The Archbishop of Canterbury said to the assembled bishops: “I know the problem. It has had a huge effect on me — it is the biggest and most painful burden of this role that I have faced over the last ten years.

“I had to lose all my assumptions. Safe Church is nothing, nothing to do with human sexuality — the biggest scandal I have been dealing with is around a married conservative Evangelical” — a clear reference to John Smyth. “It is largely a problem with men, in the vast majority [of cases]. . . The biggest challenge has been to try and get the institution of the Church to be serious about it and never cover up.”

Archbishop Welby identified this issue at heart as “the fundamental misuse of the Church’s power — the ability to do what they like with someone who is weaker. And when they tell the church, the response is, ‘We could never let that be known!’ or ‘A bishop would never do that.’ It has been agonisingly painful. The last 40 to 50 years covered up what was wrong. It has terribly damaged the Church.”

The Archbishop of Cape Town, Dr Thabo Makgoba, apologised for “the sins of our former generations that have scarred so many people and undermined faith”. He described cases that had come to him as “very time-consuming and very tiring. The victims are pained and angry at the Church and distrustful of our processes.”

The worst thing the Church could do was not to take seriously those who came forward, Archbishop Welby said. Revealing that he carried a small card with four things to do if someone reported something wrong, he acknowledged, “The Church of England was told by IICSA [the Independent Inquiry into Child Sexual Abuse], ‘You are marking your own homework’.” He continued: “I broke down on TV, because I was so ashamed of the Church.”

Central to the plenary was a video testimony by Dr Ann-Marie Wilson, who founded the campaigning organisation against female genital mutilation (FGM), 28 Too Many. She spoke of the “massive impact on my life — something beyond explanation” of the repeated abuse that she had suffered at the hands of a priest and others. She described it as “like a sliver of metal, a wound that stays with you for the rest of your life”.

She emphatically did not support the advice frequently given to survivors: “Forgive your abuser.” She said: “To be told to forgive them shows a lack of compassion and empathy. I vehemently stand against the Church saying that. It’s God’s business.”

The Church must show that it was serious about safeguarding, she said, “not just passing policies on it. For the Church to access the next generation, it needs to clear up its past. I would like to see the Church of the future have no place for abuse.”
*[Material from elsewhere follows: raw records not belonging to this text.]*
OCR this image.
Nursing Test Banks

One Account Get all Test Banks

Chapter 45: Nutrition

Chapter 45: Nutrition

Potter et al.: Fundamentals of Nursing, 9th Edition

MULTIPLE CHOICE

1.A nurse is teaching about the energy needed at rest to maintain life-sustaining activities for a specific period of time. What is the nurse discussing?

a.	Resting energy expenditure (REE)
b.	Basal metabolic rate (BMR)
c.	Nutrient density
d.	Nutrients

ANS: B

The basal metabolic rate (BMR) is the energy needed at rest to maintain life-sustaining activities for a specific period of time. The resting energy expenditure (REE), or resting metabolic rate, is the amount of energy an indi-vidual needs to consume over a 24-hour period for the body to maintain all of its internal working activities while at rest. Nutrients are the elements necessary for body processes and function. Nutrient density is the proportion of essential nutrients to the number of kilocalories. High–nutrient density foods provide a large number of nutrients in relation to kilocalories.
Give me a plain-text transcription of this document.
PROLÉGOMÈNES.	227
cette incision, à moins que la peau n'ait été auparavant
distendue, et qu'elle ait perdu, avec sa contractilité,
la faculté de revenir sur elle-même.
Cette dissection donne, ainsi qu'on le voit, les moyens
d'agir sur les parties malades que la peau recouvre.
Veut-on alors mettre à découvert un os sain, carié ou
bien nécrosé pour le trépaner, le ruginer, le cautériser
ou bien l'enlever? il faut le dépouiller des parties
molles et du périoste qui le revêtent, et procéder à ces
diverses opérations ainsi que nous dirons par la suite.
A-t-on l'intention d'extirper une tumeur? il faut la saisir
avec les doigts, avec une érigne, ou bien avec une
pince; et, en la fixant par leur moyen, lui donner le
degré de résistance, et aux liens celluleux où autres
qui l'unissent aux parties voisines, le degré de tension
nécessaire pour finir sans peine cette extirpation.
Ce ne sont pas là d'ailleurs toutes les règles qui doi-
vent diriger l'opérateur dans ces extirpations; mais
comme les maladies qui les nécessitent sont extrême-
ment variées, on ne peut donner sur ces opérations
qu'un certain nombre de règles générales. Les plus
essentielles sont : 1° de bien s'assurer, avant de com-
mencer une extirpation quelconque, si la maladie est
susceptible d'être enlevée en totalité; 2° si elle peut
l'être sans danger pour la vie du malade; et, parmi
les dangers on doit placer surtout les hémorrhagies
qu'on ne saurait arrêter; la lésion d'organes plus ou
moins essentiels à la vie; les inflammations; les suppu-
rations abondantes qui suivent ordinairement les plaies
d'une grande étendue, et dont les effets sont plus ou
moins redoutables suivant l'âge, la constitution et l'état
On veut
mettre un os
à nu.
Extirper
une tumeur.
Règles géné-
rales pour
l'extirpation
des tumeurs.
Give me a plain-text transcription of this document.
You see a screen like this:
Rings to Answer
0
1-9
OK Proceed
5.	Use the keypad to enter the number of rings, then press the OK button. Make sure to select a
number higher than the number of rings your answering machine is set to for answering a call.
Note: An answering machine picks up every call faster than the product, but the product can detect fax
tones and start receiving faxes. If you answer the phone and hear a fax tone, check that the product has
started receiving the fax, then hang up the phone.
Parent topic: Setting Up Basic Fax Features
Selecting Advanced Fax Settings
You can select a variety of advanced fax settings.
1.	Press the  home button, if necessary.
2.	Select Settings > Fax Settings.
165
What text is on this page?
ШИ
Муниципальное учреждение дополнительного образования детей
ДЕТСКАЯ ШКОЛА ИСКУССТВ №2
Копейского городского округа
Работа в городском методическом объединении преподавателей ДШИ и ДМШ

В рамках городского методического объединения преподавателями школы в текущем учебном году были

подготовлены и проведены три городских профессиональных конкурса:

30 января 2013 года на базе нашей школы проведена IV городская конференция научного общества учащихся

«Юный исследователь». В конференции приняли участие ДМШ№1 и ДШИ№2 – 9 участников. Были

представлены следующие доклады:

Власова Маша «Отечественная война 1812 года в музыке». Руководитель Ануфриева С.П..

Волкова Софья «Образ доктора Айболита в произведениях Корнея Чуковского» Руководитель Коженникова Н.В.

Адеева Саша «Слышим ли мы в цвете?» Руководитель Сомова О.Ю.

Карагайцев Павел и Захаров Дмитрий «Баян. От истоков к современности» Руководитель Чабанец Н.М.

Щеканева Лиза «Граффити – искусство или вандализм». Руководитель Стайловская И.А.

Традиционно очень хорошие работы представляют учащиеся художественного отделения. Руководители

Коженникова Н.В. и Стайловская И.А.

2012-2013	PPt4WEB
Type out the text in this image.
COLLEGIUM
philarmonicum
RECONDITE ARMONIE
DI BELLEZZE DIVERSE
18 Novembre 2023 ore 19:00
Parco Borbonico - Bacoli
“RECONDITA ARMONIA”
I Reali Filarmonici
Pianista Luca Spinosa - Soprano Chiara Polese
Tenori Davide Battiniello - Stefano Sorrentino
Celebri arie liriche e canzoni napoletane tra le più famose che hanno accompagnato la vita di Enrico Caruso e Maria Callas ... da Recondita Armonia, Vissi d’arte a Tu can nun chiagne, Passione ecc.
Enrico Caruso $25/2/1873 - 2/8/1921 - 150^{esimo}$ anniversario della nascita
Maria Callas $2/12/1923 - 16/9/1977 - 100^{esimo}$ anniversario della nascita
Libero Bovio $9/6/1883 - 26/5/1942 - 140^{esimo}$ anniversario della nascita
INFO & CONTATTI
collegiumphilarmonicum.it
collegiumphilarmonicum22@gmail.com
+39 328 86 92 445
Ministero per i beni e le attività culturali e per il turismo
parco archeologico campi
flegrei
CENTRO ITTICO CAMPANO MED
Updates from bishops and participants from around the globe demonstrated the status of safeguarding — from Australia, which had conducted a national and very public inquiry, to Brazil, where abuse was happening in the context of violence and human-rights abuses, in a context where “once again, hunger hounds the most impoverished families”.

Abuse was described as a reality in Matabeleland, “but there is a culture of silence, lack of awareness”. In Jerusalem and the Middle East, it was “culturally one of the things we don’t talk about, to save the family honour”. The Province was working hard to open it up, to establish guidelines, a code of conduct, and training for clergy and churchgoers.

The Scottish Episcopal Church had taken a centralised approach 20 years ago, but “being a Safe Church will always be a work in progress”.

In West Malaysia, there had been no known reported cases, “but it cannot be denied that this is happening in the Church. It affects the reputation of the Church, so people hide it.” Mandatory reporting had been introduced.

The West Indies declared itself “not immune from incidents of abuse”. Disrespect led to abuse and not much attention had previously being paid to safeguarding issues. It was now on the House of Bishops agenda, amid cultural hesitation in reporting cases of abuse in dioceses.